Starting today with two weeks of back-to-back episodes of Know Your Meme for the holidays, along with a weekly Know Your Meme series for yet another episode per week, many more field reports as we grow our Human Wire category and our field correspondents and right away, with Lisa Nova on board, our staple daily news offerings will double in 2009.

Rocketboom Field Correspondent Ruud Elmendorp reporting from Kenya

On another note…

I’m also very proud to announce a new project that we have begun with Agility Studios. Together we are building a project that is not content creation, but is related to online video. We are not going to say another word about it until we are ready to release it, but I’m ultra excited because it fills a very big hole in the video marketplace that has not been captured. We are currently looking for developers and a designers to begin working in our studio in NYC starting this January so please pass on the word if you know of anyone.
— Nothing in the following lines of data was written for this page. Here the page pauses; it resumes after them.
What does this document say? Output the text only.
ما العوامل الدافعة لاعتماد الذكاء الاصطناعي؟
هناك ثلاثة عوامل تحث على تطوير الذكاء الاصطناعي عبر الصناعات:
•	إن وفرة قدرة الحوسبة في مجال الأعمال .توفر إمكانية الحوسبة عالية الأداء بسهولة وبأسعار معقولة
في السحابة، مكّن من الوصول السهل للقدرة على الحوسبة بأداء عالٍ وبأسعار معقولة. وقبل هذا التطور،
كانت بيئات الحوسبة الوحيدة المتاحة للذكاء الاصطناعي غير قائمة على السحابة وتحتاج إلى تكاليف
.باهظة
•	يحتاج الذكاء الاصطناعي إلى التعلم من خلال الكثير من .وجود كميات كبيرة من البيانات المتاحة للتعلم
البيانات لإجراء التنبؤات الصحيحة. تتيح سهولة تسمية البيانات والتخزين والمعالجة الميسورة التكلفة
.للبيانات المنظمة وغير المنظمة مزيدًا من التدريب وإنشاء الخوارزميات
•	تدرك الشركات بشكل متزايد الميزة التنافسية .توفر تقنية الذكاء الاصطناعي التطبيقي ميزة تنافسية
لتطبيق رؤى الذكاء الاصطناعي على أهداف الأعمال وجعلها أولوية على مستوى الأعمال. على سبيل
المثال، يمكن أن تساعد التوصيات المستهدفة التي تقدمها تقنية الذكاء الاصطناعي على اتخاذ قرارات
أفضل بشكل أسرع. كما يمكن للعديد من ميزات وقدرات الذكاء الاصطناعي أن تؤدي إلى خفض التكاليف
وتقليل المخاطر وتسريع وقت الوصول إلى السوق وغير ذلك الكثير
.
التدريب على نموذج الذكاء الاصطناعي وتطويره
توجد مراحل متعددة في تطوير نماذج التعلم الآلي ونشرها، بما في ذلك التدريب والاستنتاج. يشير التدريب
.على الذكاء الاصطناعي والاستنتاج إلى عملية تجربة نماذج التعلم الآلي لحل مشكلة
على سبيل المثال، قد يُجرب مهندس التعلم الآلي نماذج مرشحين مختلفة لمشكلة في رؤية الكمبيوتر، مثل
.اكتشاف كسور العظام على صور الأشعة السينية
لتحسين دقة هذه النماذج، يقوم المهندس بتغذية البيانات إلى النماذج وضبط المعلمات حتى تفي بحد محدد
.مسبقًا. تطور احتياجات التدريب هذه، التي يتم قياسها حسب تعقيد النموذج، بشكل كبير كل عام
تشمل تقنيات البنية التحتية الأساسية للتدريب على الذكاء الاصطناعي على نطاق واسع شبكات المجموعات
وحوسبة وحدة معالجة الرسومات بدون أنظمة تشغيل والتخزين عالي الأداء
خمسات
I am feeling the weight of the economy on my personal life and in the world around me and have seen several of our colleagues and competitors take big hits in the last few months (Mobligic and Mobuzz are all but gone, Rev3 had large layoffs, shows were slashed, etc.), so I’m even more grateful than ever to our awesome partner Crackle at Sony Pictures – this has been a great year for Rocketboom as a result. And Sony has been a real pleasure to work with. Everyone has been extremely bright, helpful, honest, sincere, and especially open. We truly feel supported at Sony and only hope we can give back to our group as much as they have given to us throughout our partnership.

If I had to extract one major point – a single insight for a business like Rocketboom – I’d say it all comes down to content. In the earliest stages of creating a content business, if you find yourself spread too thin trying to do everything from business dev to producing to tech, it might be better to spend the majority of your time improving your final content offering. With that, everything else will likely come more easily. With everything we do, it’s always the day to day episodes that we want to make as wonderful as possible. Every day counts.